I knew that by talking about it I could encourage other girls in my grade and
girls younger than me that I mentored in high school to go into engineering. I
wanted to continue spreading that word and show girls that they could do
whatever they want, especially engineering because they may feel it's not cool
to be into science and engineering.
Bioengineering students at their booth at USASEF |
Taylor Martin: The BEGS president told me it was going to be
big. I was like okay, it's going to be bigger than SDFSE.
Katherine Nguyen: That was an understatement.
Katherine Nguyen: That was an understatement.
Taylor Martin: It was huge. There was a flight simulator - you
could put 10 people in this little pod and it would move around to simulate an
army aircraft. There were multiple convention rooms.
Reo Yoo: Because of how the convention center was setup,
there was even an underground component.
Katherine: There was an upstairs too.
Taylor: You'd see at the start of every day this mess
of people coming down the escalator. The other thing I hadn't really thought
about was the diversity of booths. There were Army, Navy and defense booths plus
engineering companies, university labs— so many different things.
Katherine: All these things were really enjoyable. USASEF
is mostly geared toward children, but because of how big the scale was they
were able to accommodate for a lot of people. Johns Hopkins University brought
a motor so that you could build your own battery motor. It was really fun for
college students and parents to go enjoy science as well.
Reo: For me, it really changed the perspective of
SDFSE. I feel like when we go as UCSD, we're such a big deal in San Diego. When
we went to USASEF, we were this tiny booth— we got some foot traffic, but there
was so much more.
What was your favorite
memory?
Julie Yip: I had a good
conversation with a sophomore in high school. She was really interested in
organic chemistry and liked programming and said that she wanted more
experience programming. I talked to her for about half an hour to forty-five
minutes just about what she could do to get more experience, trying to motivate
her and talking to her. She was cool and passionate.
Katherine Nguyen: There are so many stories about how cute or
smart they are. This group of girls asked us some good questions. I asked
them if they were really interested in science. And they said 'Oh yeah, we have our own booth
where we show experiments to people.’ This was a group of three sisters, the
oldest was maybe 13, the second was around 10, the third around 8. I was blown
away.
Taylor Martin: Their mom was there and they had shirts. That was so cool. These girls had taken so much interest in science and were willing to do something that I would have been terrified to do at that age, acting as an authority at this big giant festival.

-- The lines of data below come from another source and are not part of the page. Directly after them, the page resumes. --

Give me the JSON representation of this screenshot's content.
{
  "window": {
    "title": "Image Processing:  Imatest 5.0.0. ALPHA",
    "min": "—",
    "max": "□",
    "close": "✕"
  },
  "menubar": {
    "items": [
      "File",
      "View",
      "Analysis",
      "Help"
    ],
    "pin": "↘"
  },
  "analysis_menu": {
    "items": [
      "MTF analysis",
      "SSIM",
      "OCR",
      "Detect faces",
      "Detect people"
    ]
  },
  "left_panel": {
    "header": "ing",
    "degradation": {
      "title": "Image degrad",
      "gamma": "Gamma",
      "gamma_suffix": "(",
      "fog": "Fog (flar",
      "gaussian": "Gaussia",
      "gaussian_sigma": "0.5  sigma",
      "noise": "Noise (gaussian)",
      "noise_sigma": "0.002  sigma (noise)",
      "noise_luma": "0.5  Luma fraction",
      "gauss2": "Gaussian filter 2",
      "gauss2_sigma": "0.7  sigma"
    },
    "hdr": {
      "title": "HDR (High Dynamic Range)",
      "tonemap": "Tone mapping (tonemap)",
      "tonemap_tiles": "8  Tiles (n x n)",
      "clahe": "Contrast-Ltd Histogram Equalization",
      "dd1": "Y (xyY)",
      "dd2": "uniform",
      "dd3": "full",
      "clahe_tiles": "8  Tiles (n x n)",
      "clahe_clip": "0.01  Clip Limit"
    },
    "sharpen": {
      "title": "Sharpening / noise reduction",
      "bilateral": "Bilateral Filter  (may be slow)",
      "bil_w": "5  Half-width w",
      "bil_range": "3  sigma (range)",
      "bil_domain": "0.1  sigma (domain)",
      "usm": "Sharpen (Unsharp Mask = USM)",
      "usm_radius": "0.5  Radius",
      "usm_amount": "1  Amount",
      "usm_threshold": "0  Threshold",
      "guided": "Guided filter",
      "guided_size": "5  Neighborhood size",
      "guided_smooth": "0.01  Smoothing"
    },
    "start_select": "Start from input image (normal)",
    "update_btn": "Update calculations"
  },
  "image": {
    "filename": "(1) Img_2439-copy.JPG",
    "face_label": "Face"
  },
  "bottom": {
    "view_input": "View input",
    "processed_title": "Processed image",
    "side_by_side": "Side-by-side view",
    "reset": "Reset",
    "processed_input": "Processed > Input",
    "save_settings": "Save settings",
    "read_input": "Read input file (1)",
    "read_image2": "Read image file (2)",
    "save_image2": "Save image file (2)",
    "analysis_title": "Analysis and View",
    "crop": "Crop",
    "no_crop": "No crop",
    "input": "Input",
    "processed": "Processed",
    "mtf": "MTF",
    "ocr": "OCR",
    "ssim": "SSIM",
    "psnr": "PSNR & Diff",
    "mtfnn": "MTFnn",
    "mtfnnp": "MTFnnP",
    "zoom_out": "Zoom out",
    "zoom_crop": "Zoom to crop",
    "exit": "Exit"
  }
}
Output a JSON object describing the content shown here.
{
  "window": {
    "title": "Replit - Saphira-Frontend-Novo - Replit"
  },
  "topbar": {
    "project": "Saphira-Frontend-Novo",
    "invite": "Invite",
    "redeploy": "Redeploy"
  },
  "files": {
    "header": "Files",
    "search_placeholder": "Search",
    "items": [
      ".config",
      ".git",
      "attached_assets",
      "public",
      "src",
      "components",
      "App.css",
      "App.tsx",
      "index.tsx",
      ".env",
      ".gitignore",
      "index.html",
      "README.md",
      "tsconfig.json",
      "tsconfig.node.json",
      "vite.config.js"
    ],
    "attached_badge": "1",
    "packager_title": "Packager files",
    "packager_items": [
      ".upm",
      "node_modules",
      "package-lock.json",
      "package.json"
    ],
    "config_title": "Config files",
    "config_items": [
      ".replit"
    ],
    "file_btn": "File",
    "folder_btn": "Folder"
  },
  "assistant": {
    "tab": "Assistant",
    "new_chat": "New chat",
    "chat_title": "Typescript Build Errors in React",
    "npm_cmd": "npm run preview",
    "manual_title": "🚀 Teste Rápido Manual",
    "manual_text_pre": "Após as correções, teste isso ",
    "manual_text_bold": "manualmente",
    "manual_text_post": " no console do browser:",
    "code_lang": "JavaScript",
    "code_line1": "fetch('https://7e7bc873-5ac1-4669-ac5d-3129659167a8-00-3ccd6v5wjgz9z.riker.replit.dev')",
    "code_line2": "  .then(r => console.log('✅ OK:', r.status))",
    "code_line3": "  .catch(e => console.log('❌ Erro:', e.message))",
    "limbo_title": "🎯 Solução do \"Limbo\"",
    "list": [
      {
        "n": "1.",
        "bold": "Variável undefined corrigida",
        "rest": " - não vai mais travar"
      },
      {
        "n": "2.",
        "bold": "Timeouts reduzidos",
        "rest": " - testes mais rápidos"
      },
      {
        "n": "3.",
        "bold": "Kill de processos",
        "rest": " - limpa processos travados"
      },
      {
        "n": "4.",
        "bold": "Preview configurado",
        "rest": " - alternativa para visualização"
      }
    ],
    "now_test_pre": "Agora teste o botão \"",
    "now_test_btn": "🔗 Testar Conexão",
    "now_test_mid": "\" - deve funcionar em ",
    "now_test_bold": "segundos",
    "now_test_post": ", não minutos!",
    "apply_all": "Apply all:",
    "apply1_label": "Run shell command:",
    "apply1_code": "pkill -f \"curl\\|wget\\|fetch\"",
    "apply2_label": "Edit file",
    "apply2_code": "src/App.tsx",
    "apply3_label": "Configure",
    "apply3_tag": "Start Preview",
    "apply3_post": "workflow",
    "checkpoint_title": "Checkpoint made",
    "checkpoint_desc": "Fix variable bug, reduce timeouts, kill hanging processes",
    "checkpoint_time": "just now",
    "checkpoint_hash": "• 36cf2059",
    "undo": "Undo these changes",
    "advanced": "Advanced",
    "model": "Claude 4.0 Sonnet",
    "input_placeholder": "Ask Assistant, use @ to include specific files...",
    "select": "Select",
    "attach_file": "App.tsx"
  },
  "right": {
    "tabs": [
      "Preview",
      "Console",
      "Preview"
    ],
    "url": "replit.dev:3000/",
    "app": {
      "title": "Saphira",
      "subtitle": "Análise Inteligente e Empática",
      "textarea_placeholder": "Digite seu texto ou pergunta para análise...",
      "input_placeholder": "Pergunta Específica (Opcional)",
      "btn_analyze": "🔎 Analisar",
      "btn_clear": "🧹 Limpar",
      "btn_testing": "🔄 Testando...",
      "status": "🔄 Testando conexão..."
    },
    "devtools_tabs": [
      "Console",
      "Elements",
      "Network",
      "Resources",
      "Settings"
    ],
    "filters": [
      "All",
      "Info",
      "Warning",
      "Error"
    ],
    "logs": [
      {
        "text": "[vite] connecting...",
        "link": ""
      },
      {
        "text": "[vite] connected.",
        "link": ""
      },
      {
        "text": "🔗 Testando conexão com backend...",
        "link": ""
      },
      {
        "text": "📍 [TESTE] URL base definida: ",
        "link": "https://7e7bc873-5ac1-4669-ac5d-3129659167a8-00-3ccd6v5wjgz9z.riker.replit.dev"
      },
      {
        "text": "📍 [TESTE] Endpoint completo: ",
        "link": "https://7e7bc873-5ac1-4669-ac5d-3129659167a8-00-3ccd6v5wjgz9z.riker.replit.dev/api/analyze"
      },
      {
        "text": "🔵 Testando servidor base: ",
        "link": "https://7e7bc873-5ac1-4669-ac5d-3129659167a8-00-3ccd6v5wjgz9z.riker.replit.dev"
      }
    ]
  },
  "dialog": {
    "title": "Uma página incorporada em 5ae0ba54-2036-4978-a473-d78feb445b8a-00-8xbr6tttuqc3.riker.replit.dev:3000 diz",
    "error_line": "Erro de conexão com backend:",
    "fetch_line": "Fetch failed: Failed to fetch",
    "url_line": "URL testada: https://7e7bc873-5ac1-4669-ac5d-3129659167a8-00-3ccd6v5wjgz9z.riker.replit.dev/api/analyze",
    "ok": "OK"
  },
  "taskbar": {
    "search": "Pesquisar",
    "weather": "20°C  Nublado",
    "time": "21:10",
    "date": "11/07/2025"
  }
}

They were so confident and involved.
Reo Yoo: It’s nerve-wracking. It’s not just kids there. There are professors and doctors who are there to present.
Julia Hardy: My favorite experience at the festival itself was a group of around 15 six-year olds that came to our booth. They were like ’Science!’ They were so excited about science. One kid was crying that he couldn't touch our demo. He was so sad that he couldn't interact with the demo, since there were too many people in front of it. So we passed it around and he finally got to touch it. It was the little kids that get so excited. That’s what we need to nurture. Give kids the world and they'll do amazing things with it.